Rumours that this year’s magic mushroom season has been a let down are made of regret and the memory of socks from Bolivia, says a lamp in this giant spoon.

The story began once upon a time when Barry the Bigot said that he’d lifted every cow turd this side of Chadderton and not seen a nipple!

But your intrepid reporter reported reports of reporting… Where was I?

Cow tipping! I had totally forgotten it was a thing! Silly bovine bastards!

Big eyes though!

I stared into one and I felt myself being drawn in, deeper and down and deeper, like that Status Quo song, and before long its browniness was in my very soul!

Then I realised I had my face in a cow pat.

And then Mick the Nose biter appeared in the sky and it began to rain jelly that melted on contact with our lesser astral plane.

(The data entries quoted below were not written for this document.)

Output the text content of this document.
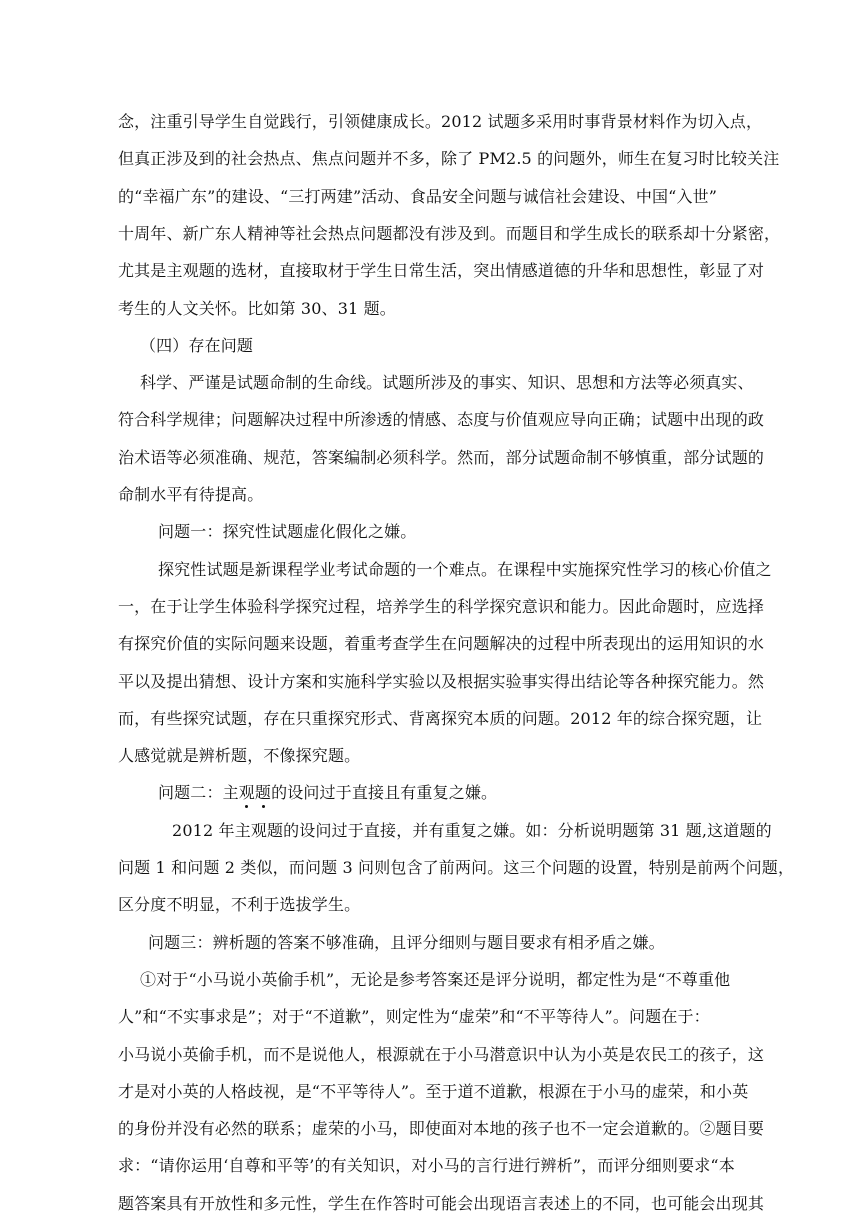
念，注重引导学生自觉践行，引领健康成长。2012 试题多采用时事背景材料作为切入点，
但真正涉及到的社会热点、焦点问题并不多，除了 PM2.5 的问题外，师生在复习时比较关注
的“幸福广东”的建设、“三打两建”活动、食品安全问题与诚信社会建设、中国“入世”
十周年、新广东人精神等社会热点问题都没有涉及到。而题目和学生成长的联系却十分紧密，
尤其是主观题的选材，直接取材于学生日常生活，突出情感道德的升华和思想性，彰显了对
考生的人文关怀。比如第 30、31 题。
（四）存在问题
科学、严谨是试题命制的生命线。试题所涉及的事实、知识、思想和方法等必须真实、
符合科学规律；问题解决过程中所渗透的情感、态度与价值观应导向正确；试题中出现的政
治术语等必须准确、规范，答案编制必须科学。然而，部分试题命制不够慎重，部分试题的
命制水平有待提高。
问题一：探究性试题虚化假化之嫌。
探究性试题是新课程学业考试命题的一个难点。在课程中实施探究性学习的核心价值之
一，在于让学生体验科学探究过程，培养学生的科学探究意识和能力。因此命题时，应选择
有探究价值的实际问题来设题，着重考查学生在问题解决的过程中所表现出的运用知识的水
平以及提出猜想、设计方案和实施科学实验以及根据实验事实得出结论等各种探究能力。然
而，有些探究试题，存在只重探究形式、背离探究本质的问题。2012 年的综合探究题，让
人感觉就是辨析题，不像探究题。
问题二：主观题的设问过于直接且有重复之嫌。
2012 年主观题的设问过于直接，并有重复之嫌。如：分析说明题第 31 题,这道题的
问题 1 和问题 2 类似，而问题 3 问则包含了前两问。这三个问题的设置，特别是前两个问题，
区分度不明显，不利于选拔学生。
问题三：辨析题的答案不够准确，且评分细则与题目要求有相矛盾之嫌。
①对于“小马说小英偷手机”，无论是参考答案还是评分说明，都定性为是“不尊重他
人”和“不实事求是”；对于“不道歉”，则定性为“虚荣”和“不平等待人”。问题在于：
小马说小英偷手机，而不是说他人，根源就在于小马潜意识中认为小英是农民工的孩子，这
才是对小英的人格歧视，是“不平等待人”。至于道不道歉，根源在于小马的虚荣，和小英
的身份并没有必然的联系；虚荣的小马，即使面对本地的孩子也不一定会道歉的。②题目要
求：“请你运用‘自尊和平等’的有关知识，对小马的言行进行辨析”，而评分细则要求“本
题答案具有开放性和多元性，学生在作答时可能会出现语言表述上的不同，也可能会出现其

Later the very nature of existence went past in a big pink taxi and I realised that the secret of life was to avoid getting your jokes nicked by Twitter plagiarist and former Maggie mugger, Keith Chegwin whilst not actually being dead.

Not an easy tusk but there’s always a room in your elephant.

I tend to throw owls on a Thursday but that’s what closing the libraries caused, isn’t it!

Tory shitehawks! Get off round your own end or I’ll tell your ma you’re a camel!

Anyway. There’s none left. Shrooms not Tories.

Vademall.

That was me saying that I have had em all and not the baddie from them Harry Potter books.

I think I might be a bit sick acksherly.